Helen Vickroy Austin


Helen Vickroy Austin was an American journalist, essayist, horticulturist, and suffragist.

Early years

Helen Vickroy was born in Miamisburg, Ohio, in July 19, 1829. She was a daughter of Edwin Augustus and Cornelia Harlan Vickroy. Her mother was a daughter of the Hon. George Harlen, of Warren County, Ohio. Her father was a son of Thomas Vickroy, of Pennsylvania, who was a soldier in the American Revolutionary War under George Washington, and an eminent surveyor and extensive landowner. When Austin was a child, the family removed to Pennsylvania and established a homestead in Ferndale, Pennsylvania.

Career

In 1850, she married William W. Austin, a native of Philadelphia, at that time residing at Richmond, Indiana, where they lived until, in 1885, when the family removed to Vineland, New Jersey. Austin did considerable writing.

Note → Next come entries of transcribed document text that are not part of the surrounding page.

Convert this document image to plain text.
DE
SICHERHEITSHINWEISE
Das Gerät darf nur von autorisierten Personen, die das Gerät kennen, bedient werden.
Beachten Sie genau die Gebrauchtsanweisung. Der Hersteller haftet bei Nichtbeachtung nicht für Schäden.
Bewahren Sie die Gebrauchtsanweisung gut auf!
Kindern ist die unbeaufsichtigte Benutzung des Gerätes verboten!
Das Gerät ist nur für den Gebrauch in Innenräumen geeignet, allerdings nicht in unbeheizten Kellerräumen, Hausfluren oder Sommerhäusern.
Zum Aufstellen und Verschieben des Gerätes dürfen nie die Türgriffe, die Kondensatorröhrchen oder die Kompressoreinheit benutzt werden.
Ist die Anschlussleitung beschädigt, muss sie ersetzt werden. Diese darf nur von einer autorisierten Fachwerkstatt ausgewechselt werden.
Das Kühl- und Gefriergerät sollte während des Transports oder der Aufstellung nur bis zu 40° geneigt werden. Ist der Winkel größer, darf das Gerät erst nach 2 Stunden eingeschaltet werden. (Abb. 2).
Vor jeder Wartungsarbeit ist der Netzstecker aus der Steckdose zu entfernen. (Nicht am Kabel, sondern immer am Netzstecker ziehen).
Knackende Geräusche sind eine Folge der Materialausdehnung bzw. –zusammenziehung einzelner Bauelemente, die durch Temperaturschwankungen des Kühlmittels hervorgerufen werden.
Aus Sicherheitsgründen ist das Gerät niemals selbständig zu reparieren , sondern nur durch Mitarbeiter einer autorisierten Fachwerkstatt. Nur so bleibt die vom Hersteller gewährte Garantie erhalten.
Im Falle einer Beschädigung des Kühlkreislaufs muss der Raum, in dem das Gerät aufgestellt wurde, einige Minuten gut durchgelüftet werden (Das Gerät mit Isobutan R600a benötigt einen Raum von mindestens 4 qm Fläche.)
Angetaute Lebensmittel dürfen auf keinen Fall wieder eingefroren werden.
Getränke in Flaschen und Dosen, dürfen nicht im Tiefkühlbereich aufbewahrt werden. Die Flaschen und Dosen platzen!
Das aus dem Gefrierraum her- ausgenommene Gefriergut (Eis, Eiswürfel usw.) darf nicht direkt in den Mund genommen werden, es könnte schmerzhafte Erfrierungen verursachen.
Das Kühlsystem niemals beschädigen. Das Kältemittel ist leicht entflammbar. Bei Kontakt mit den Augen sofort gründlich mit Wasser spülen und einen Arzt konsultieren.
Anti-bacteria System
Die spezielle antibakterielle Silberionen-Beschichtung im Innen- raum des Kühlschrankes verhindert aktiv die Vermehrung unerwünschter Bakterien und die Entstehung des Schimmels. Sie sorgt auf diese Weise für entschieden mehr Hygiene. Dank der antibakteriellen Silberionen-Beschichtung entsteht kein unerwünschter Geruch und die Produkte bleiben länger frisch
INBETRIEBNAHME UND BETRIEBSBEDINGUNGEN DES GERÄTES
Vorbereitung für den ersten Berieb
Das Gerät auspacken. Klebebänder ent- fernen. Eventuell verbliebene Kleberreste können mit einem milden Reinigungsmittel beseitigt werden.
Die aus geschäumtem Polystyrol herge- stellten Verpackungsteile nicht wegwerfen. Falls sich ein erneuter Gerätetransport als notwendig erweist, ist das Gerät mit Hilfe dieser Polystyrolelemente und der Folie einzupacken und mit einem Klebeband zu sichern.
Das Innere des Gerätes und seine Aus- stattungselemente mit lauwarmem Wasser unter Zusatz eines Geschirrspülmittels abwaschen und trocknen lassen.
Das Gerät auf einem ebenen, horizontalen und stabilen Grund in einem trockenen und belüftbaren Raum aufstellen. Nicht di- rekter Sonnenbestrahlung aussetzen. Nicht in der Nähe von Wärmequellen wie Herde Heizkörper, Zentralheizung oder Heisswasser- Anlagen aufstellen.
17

Some of her best work was for the agricultural and horticultural press, and her essays at the horticultural meetings and interest in such matters gave her a fame in horticultural circles. As a writer of sketches and essays and a reporter and correspondent, Austin had marked capacity. She was accurate and concise. Much of her work was of a fugitive nature for the local press, but was worthy of a more enduring place. One of the marked characteristics of her nature was benevolence. She gave much time and used her pen freely in aid of philanthropic work. She was for many years identified with the cause of woman suffrage, and the various institutions for the elevation and protection of woman had her earnest help.
Long before the temperance crusade she was a pronounced advocate of temperance and while in her teens, was a "Daughter of Temperance." Her philanthropic spirit made her a friend to Afro-Americans and American Native Americans. She was a life member of the National Woman's Indian Rights Association. Austin was the mother of three children of which two sons died in childhood.
Austin was a member of the American Pomological Society. She died in 1921 and is buried in Earlham Cemetery, Richmond, Indiana.